Золотая медаль не является, конечно, мерилом способностей, но все-таки, чтобы получить ее, особенно в довоенное время, надо было обладать известной долей работоспособности и хорошей памятью. Как раз эти качества и были необходимыми в артиллерийских училищах – в военное время, едва ли не в большей степени, чем в мирное, поскольку дело шло об усвоении наук. Правда, начиная с нашего курса, из программ была исключена высшая математика, физика и химия, но все же объем знаний, которые требовалось усвоить в кратчайший срок, был огромный. Мы занимались действительно с утра до ночи и, благодаря непривычным для многих физическим упражнениям (ежедневная верховая езда, гимнастика, вольтижировка), еще больше уставали от лекций и подготовки к очень частым репетициям.

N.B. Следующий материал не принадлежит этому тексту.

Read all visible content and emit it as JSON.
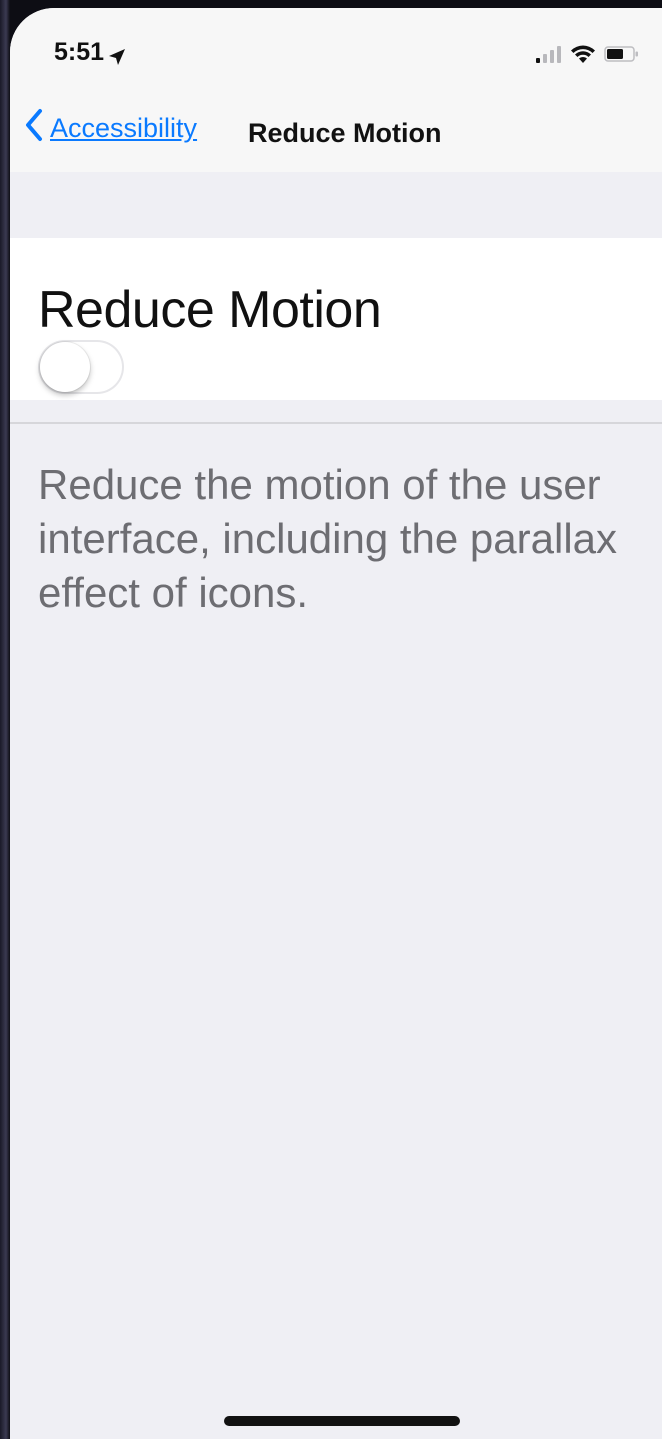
{
  "status_bar": {
    "time": "5:51",
    "icons": [
      "location-arrow-icon",
      "cellular-signal-icon",
      "wifi-icon",
      "battery-icon"
    ]
  },
  "nav": {
    "back_label": "Accessibility",
    "title": "Reduce Motion"
  },
  "setting": {
    "label": "Reduce Motion",
    "enabled": false
  },
  "footer": {
    "description": "Reduce the motion of the user interface, including the parallax effect of icons."
  },
  "colors": {
    "accent": "#0a7aff",
    "background": "#efeff4",
    "cell_background": "#ffffff",
    "secondary_text": "#6d6d72"
  }
}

Обычно в артиллерийских училищах к декабрю выяснялось, кто из вновь принятых юнкеров в состоянии заниматься дальше и кому надо уходить в пехотные, где теоретическая программа была значительно легче. Этих неудачников прозвали «декабристами». У нас «декабристы» – очень немногочисленные – определились уже через недель 5–6. Двоим, троим пришлось уйти из-за страха перед лошадью (тоже обычное явление), остальные же не справились с науками. Это были исключительно молодые люди со слабыми аттестатами, попавшие в Михайловское училище благодаря наличию большой протекции. Таким образом, надо признать, что принцип приема по конкурсу аттестатов себя оправдал.

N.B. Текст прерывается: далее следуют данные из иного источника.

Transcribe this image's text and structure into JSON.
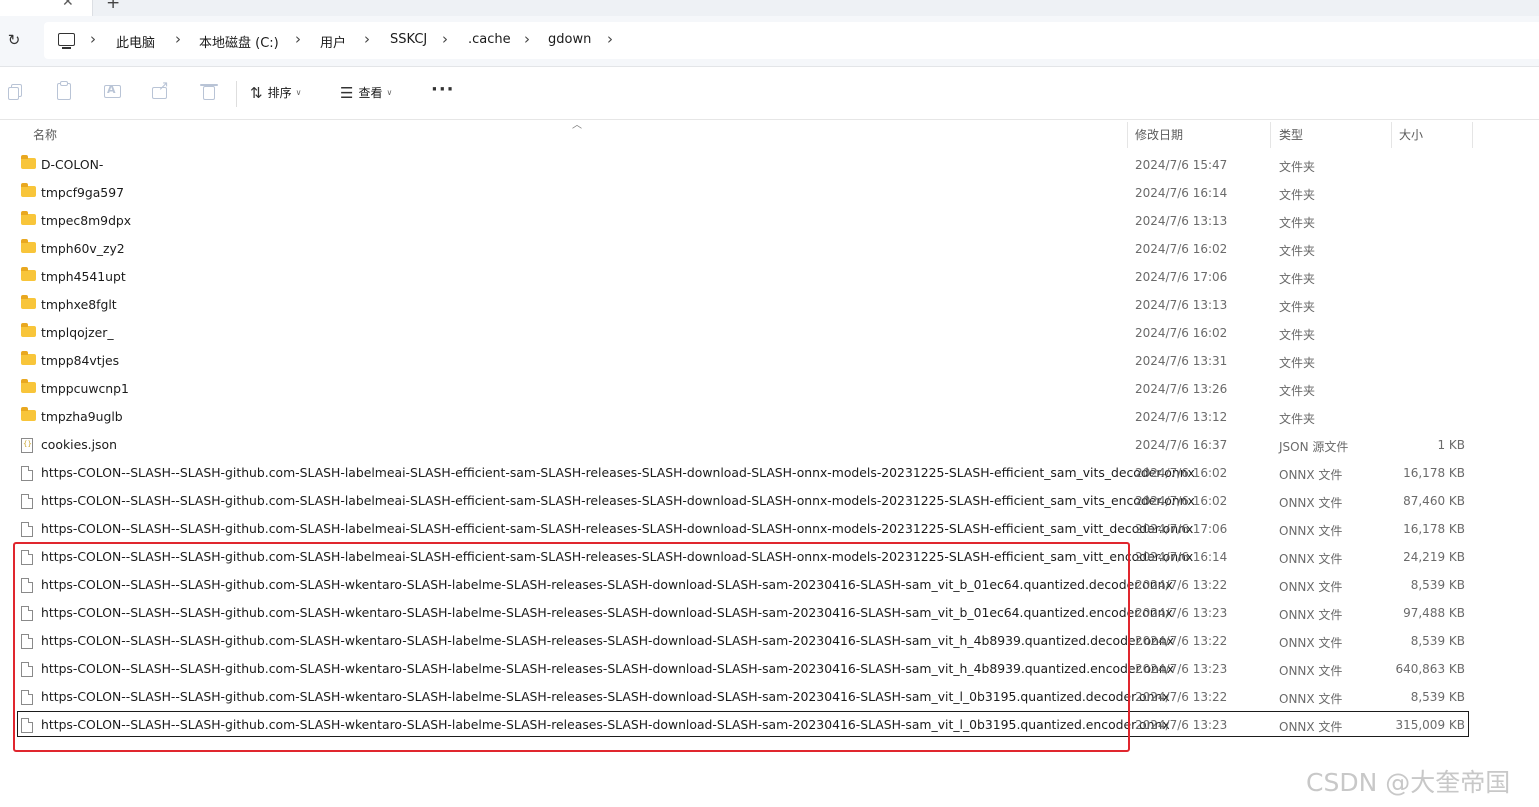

Наш «старший курс», как я уже сказал, был однородным – почти сплошь студенты-добровольцы. Фельдфебелем во второй батарее назначили студента казака, кончавшего кадетский корпус года за два перед войной и поступившего в Политехнический институт. У нас, на третьем ускоренном, «молодых людей с вокзала» и кадет почти половина на половину. Первая встреча была почти враждебной. Студенты и гимназисты, правда, ничего не имели против кадет, зато последние считали для себя почти обидой, что приходится учиться вместе с «шляпами», «полтинниками», «палти…аками», несомненными революционерами, которых начальство по непростительному недосмотру пустило в военные училища. Держались от «штатских» в стороне. В курилках усаживались своей кадетской компанией и первое время так, чтобы «шляпам» не оставалось места. На плацу тоже гуляли, не смешиваясь с «пришедшими с вокзала». В классах, в «каморах»[114] были вежливы, вежливость – старая традиция михайловцев – но и только. Первые дни казалось, что выпуск разделится на две если не враждебных, то все же совершенно чуждых одна другой части – на считавших себя наследственными военными[115] и «пришлый элемент».
Надо сказать правду, между кадетской и штатской частью юнкеров разница была очень велика.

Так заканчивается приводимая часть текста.